È morto Philip Zimbardo, psicologo e ricercatore di fama mondiale, professore emerito alla Stanford University e direttore dello Stanford Center on Interdisciplinary Policy.
Noto perlopiù per il discusso esperimento della prigione di Stanford, attraverso il quale volle provare la labilità del confine tra il bene e il male, è anche autore della Teoria della prospettiva temporale, che spiega in che modo la percezione che abbiamo del tempo influenza i nostri processi decisionali e il nostro comportamento.
Il significato che diamo al tempo passato, presente e futuro, incide sulla codifica, l’immagazzinamento e il ricordo delle esperienze che facciamo.
Una prospettiva temporale equilibrata è una prospettiva che non pende in modo assoluto verso una delle seguenti modalità e che possibilmente consideri il passato in modo positivo, il presente in modo edonistico mantenendo la capacità di trasformare i desideri in obiettivi e orientata al futuro.
Passato negativo
Le persone con una visione negativa e critica del passato tendono a soffermarsi sui brutti ricordi.
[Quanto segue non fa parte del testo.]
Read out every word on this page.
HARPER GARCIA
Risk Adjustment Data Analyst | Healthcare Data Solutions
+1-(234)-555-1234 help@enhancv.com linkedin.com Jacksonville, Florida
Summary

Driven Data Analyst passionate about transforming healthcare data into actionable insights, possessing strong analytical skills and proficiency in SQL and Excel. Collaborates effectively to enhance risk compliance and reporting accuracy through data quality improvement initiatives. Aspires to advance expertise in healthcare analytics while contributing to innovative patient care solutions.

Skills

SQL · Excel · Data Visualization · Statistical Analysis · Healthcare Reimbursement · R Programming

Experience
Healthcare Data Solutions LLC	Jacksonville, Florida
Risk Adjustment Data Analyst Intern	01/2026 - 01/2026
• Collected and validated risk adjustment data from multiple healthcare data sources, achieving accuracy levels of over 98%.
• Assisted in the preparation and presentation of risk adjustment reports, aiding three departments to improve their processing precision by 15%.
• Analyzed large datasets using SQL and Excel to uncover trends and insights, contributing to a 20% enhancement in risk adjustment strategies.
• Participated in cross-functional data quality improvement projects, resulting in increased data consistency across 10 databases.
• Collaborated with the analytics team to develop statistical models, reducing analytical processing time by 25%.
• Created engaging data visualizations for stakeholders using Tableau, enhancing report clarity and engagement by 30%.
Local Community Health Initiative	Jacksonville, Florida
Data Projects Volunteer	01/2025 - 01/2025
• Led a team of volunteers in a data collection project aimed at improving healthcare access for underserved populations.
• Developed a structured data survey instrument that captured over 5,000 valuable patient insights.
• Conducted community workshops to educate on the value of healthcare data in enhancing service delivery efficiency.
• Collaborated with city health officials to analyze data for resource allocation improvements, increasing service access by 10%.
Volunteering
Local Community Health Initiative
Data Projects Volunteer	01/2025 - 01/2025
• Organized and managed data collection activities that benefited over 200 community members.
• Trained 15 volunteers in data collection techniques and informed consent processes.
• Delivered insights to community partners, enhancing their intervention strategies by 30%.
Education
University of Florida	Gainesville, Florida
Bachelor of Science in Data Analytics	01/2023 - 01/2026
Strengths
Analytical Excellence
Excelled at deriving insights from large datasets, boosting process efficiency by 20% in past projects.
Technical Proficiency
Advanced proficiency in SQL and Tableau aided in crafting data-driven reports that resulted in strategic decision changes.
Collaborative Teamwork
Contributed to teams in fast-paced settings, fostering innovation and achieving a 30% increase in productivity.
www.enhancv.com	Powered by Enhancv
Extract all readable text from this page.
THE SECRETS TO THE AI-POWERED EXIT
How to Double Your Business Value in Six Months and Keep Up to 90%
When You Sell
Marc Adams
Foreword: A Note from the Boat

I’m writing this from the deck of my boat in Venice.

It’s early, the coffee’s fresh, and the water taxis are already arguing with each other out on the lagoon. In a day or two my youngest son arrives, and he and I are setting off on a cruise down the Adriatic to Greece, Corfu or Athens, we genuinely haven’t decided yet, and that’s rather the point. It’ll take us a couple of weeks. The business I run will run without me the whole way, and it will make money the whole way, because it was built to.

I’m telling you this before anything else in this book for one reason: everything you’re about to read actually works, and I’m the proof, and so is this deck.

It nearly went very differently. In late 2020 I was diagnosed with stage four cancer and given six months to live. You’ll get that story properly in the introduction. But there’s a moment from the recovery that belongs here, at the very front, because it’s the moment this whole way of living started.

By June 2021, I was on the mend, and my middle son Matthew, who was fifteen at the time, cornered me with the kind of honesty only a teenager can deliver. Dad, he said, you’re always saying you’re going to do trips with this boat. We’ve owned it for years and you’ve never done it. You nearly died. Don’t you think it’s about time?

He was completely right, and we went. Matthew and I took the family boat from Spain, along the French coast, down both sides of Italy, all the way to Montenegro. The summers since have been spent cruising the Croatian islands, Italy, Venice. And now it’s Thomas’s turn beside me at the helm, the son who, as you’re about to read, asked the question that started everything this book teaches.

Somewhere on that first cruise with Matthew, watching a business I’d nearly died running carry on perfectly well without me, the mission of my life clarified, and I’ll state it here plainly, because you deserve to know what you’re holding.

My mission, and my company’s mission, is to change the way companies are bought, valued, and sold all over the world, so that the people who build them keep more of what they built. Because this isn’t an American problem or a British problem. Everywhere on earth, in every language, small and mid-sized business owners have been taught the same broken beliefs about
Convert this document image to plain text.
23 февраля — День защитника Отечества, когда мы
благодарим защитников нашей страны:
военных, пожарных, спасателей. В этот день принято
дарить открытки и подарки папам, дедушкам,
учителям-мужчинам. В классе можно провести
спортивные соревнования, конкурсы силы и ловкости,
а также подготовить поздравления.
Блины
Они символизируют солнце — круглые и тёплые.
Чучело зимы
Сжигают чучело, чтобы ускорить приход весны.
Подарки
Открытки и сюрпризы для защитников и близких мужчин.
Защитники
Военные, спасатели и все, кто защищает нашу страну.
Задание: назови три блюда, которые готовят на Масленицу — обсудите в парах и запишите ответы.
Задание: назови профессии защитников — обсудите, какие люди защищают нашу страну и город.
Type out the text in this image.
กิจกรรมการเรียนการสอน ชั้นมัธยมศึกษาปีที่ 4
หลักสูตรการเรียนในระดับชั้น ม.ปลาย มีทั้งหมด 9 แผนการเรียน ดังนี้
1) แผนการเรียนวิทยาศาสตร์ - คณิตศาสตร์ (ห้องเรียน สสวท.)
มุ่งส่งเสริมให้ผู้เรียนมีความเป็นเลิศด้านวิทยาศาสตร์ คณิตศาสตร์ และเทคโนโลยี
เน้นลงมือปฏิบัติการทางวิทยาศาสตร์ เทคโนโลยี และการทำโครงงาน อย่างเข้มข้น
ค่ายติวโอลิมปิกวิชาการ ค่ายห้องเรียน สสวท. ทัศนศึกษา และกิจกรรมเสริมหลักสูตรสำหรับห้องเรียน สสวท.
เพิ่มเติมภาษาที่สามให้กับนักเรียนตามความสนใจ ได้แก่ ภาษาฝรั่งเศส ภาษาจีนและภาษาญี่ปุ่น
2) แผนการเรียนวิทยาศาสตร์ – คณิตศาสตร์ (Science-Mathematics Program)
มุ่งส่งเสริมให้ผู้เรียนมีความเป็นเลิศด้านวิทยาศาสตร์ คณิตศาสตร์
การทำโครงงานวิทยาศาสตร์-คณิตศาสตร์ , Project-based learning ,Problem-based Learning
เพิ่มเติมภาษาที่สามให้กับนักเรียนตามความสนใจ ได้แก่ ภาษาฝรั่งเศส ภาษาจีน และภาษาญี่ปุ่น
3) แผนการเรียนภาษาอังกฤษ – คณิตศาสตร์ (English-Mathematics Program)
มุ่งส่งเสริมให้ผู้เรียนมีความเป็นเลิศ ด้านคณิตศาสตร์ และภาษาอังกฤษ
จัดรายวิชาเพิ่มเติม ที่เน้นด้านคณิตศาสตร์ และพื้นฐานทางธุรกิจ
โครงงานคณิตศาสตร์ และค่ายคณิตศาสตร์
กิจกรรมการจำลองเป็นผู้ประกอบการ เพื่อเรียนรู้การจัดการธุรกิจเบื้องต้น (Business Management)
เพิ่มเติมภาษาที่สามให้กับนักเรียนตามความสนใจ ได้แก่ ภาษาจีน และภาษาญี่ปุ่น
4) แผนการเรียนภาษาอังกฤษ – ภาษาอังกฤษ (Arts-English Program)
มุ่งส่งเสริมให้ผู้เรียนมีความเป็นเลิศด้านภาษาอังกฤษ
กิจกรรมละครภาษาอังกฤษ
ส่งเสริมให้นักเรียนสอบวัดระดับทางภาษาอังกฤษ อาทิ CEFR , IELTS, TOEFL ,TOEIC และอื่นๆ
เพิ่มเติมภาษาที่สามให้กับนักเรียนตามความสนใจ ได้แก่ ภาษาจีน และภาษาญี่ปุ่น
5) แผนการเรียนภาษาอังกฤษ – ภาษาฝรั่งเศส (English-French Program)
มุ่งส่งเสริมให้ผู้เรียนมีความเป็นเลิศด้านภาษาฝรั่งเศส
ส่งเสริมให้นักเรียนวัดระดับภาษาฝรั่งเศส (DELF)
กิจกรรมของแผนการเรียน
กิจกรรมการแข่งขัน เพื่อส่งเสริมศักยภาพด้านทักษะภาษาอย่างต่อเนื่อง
Sono persone più facilmente esposte alla ruminazione quindi alla depressione.
Passato positivo
Gli individui con una visione idealizzata del passato mantengono legami con le tradizioni e ricordano il passato con affetto e malinconia. Accolgono soprattutto ciò che è familiare. Potrebbero faticare ad accogliere la novità e a rimanere ancorate al presente.
Presente edonistico
Gli edonisti hanno una visione del presente orientata al piacere. Tendono a essere impulsivi e a prendere decisioni per ottenere vantaggi a breve termine, rischiando di sottovalutare i rischi a lungo termine.
Presente fatalistico
I fatalisti del presente hanno una visione impotente e disperata del presente, la sensazione che il futuro sia predeterminato e che le azioni individuali abbiano scarso impatto sul domani. Questa prospettiva è associata all’apatia e alla mancanza di motivazione.
Futuro
Le persone con una prospettiva dominante sul futuro trasformando i desideri in obiettivi, rimandano la gratificazione e pianificano per realizzare la loro visione. Sono disposte a sacrificare il piacere a breve termine per ottenere ricompense a lungo termine.
Negli stessi giorni, ospitata da Giulia Mondaini nella sua newsletter Passaggi Psicologici, rispondevo che accettare il tempo che passa (la domanda si riferiva al corpo che cambia e invecchia) non è facile perché, più in generale, non è facile accettare che il tempo che abbiamo è contenuto tra la nascita e la morte.
Il tempo della vita, citando Bergson, al contrario del tempo della scienza, è irreversibile. In laboratorio possiamo replicare, tornare indietro, fermare i processi. Non possiamo fare la stessa cosa con la nostra vita e, di questo, in qualche modo, ne abbiamo percezione.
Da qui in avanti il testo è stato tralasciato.